In fact, everything was going so well I let him have a little trot too – yes that means I did some running! It was not unpleasant, considering. D was concentrating on me, so I had total control of the pace, so we had a few little trots with walking in between. I’d realised that there was a place ahead where we could get off the road enough for me to have a rest and for him to have a little graze. So after our little trots we did that. l toyed with sitting on the grass holding the reins while he grazed but we were only on a bit of grass next to the lane and I didn’t know how he’d be if something came past us in a hurry so I stood until something passed, and then as he wasn’t bothered by it I squatted on my heels as a compromise. Probably sitting would have been fine, as even when we were passed by a big repair van with flashing lights and a cherry-picker on the roof he just picked his head up to look. Good grass is far more important than monsters it seems.
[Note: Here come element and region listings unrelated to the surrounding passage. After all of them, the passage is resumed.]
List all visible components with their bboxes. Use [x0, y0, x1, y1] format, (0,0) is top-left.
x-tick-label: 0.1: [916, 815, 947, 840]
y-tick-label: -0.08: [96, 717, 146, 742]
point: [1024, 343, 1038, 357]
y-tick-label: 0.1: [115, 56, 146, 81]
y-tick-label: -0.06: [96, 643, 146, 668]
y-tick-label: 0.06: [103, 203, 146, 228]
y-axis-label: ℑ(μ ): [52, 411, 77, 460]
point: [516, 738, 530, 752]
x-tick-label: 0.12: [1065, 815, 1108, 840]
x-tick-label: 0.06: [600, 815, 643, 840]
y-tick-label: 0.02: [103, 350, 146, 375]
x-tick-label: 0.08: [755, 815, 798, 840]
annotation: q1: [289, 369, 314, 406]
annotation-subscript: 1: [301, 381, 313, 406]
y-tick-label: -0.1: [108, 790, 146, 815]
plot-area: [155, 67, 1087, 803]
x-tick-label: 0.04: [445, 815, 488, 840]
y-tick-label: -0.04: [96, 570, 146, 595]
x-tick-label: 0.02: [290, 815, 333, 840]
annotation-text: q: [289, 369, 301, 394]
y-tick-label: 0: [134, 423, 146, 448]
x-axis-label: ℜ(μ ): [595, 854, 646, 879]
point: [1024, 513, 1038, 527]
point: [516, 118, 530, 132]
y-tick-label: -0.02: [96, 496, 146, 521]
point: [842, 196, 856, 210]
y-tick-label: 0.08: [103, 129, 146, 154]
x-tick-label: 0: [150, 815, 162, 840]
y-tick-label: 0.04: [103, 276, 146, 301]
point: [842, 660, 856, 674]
After our rest we continued without incident past barking dogs and got to the (now parked) van with the cherry-picker, now extended and containing a man repairing the overhead wires. Happily D’s need to goggle at that coincided with my need to stop at the T junction and wait for a car to pass. Once I was ready, he was ready too. We passed the squealing children on the slide outside the children’s farm, passed a motorbike who, kindly and unasked, came to a complete stop to avoid any possible equine concern, got into passing places for numerous cars going to and from the farm, all with children in the back delighted to see another horse, and then we were home again.

I was so proud of us. I had no idea l could walk that far, let alone do little bits of running too. We’d been considerate road-users and neither of us freaked out at any point. I’d certainly do it again and I found it far more pleasurable than hacking.